The next break for Linux was when Google decided to build Android OS (the OS was initially developed by Android Inc. that was supported and then bought by Google) on the Linux kernel. Android gave Linux a wonderful user interface. Android OS was released in 2007 and the first computing device HTC Dream smartphone was released in the Fall of 2008. Since then, there are numerous versions of Android OS using various Linux versions. With each new version, the user experience kept on improving.
Where Is Linux Now?
Since 2008, 7 out of 10 largest smartphone makers use Android OS in their mobile computing devices. As of 2012, Q4, 50 million new Android devices are sold per month. It’s projected that Android OS install base will surpass Windows’ 1.25 billion install devices by Q3 of 2013. This is lightning fast given that it took about 30 years of Windows to established their install base. Above source : TomiAhonen Consulting
The desktop market is flat or shrinking because among other reasons, not everyone need all the power and features. It’s unlikely Windows’ install base will grow at the same pace as Android. A personal experience, I got a tablet for my mom instead of a laptop because it’s easier to use, more robust and does what she wanted – do Facebook, take photos and read emails.
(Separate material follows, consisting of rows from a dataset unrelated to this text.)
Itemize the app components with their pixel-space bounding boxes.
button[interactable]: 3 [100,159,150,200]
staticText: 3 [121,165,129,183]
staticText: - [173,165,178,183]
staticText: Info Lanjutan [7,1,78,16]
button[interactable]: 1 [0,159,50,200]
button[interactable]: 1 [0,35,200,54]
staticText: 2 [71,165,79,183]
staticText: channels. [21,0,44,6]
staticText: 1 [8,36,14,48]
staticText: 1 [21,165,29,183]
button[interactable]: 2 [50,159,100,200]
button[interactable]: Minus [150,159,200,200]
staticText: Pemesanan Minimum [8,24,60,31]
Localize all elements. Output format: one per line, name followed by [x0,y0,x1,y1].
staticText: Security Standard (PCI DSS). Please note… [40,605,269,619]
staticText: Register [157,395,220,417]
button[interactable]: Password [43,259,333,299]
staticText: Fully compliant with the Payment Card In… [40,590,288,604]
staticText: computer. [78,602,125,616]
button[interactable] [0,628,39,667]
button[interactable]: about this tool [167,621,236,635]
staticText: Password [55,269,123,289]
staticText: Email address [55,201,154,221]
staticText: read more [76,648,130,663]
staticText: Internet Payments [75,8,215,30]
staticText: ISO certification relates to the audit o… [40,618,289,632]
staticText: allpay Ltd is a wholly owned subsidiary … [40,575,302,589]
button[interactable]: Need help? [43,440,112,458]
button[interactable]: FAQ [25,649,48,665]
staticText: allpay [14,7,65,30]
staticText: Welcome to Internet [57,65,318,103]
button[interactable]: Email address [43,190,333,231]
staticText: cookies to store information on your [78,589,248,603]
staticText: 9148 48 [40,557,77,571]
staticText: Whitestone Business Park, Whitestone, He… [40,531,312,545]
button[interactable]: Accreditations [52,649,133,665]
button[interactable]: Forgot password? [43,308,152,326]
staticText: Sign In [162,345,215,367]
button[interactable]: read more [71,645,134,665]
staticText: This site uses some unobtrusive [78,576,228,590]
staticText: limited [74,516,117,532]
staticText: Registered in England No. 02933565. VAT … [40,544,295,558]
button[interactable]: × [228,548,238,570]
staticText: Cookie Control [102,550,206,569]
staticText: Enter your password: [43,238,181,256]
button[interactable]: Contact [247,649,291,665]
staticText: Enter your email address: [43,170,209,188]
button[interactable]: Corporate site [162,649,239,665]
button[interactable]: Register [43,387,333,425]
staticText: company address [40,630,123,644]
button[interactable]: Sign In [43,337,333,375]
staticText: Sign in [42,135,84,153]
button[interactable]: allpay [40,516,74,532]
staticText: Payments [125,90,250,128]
Mobile computing continues to growing rapidly in every corner of the world and Linux is playing a big part in it. The introduction of Tizen (another open source OS using Linux) will further strengthen its role in shaping the landscape of computing. There are many other Linux based mobile OSes popping up as well. It’s an exciting time for Linux and open source.
Back in the late 1990s and early 2000s, who would have thought that Linux would play a big role in our computing lives now (and beyond). Think about it, there will be over a billion Linux base computing devices by the end of 2013. It’s amazing.